We’ve created neonatal tape inspired by spider webs, used the reflectiveness of butterfly wings to design a new e-reader display, and that’s just the beginning. Ask Nature, the world’s first biomimicry portal, is an open-source platform cataloguing more than 1200 ways that nature could help us solve some of our biggest challenges.
3. Our adaptivity as a species might work against us
Today we run the risk of “Environmental General Amnesia,” a gradual adaptation to the lack of nature around us will lower each subsequent generation’s baseline of what counts as a full measure experience. Thanks so light pollution, some children have never seen a star in real life. And that might become the “new normal.”
Henry Beston, Writer and Naturalist, wonders about our disappearing connection with nature:
Our fantastic civilization has fallen out of touch with many aspects of nature, and with none more completely than night. Primitive folk, gathered at a cave mouth round a fire, do not fear night; they fear, rather, the energies and creatures to whom night gives power; we of the age of the machines, having delivered ourselves of nocturnal enemies, now have a dislike of night itself. Are modern folk, perhaps, afraid of the night?
Do they fear that vast serenity, the mystery of infinite space, the austerity of the stars?

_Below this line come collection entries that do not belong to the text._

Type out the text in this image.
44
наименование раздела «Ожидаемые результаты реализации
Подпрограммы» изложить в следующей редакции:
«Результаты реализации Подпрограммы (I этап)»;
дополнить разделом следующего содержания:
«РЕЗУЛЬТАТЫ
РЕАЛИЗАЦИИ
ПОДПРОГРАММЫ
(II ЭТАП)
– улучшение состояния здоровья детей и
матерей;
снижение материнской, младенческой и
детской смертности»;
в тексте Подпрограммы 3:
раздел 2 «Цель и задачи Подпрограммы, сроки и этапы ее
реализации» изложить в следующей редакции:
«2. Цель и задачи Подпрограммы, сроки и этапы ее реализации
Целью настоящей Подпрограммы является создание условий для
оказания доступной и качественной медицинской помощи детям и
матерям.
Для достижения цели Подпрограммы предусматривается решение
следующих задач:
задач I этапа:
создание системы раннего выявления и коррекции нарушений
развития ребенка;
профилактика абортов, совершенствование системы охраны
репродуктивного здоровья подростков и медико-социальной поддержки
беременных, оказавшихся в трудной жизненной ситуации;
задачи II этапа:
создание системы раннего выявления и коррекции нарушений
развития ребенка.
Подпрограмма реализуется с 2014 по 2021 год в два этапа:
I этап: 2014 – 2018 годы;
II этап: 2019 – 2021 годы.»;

Having made themselves at home in a civilization obsessed with power, which explains its whole world in terms of energy, do they fear at night for their dull acquiescence and the pattern of their beliefs?
TL/DR:
The good news: Technology is making it easier for us to exchange information and find solutions to solve the mounting environmental crisis. The bad news: The source of most of the planet’s problems? Us.